Last year the Court of Appeals for the Second Circuit held that if a bank acted with “deliberate indifference” aiding a terrorist organization in general, it may be liable for the specific harms perpetrated by terrorists.
RICO provides a civil remedy to Americans whose businesses are harmed by the actions of a RICO enterprise, such as a terror group and its supporters: including their deliberately indifferent bankers.
Unfortunately for them, RICO enterprise members may be held jointly and severally liable. This means a bank handling terrorists’ money may be responsible for related crimes such as conspiracy, fraud, money laundering and theft — not to mention horrific acts of violence.
In August, Arab Bank reportedly settled for $1 billion the claims of the victims of 22 terror attacks by Hamas. A Brooklyn jury earlier rejected the bank’s defenses that it did not knowingly hold accounts for terrorists, that it followed standard industry procedures and that the questionable transactions were clerical errors. It took over 10 years, but the system worked, and the banks paid the price for their dealings with terrorists.
American businesses similarly victimized by Islamic State violence should retain aggressive trial counsel.

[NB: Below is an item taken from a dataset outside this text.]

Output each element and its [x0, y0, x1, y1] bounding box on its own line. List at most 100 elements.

Supported by forensic accountants and other experts on terrorist groups’ fundraising, good litigators can obtain significant and enforceable judgments or settlements against deep-pocketed foreign banks on behalf of these U.S. companies and their employees and shareholders.
And going forward, bankers may hesitate to handle the Islamic State’s money.
Kevin Carroll is an Adjunct Fellow at the Center for Homeland Security & Resilience. He previously served as senior counsel to the House Homeland Security Committee, and before that a CIA and Army intelligence officer.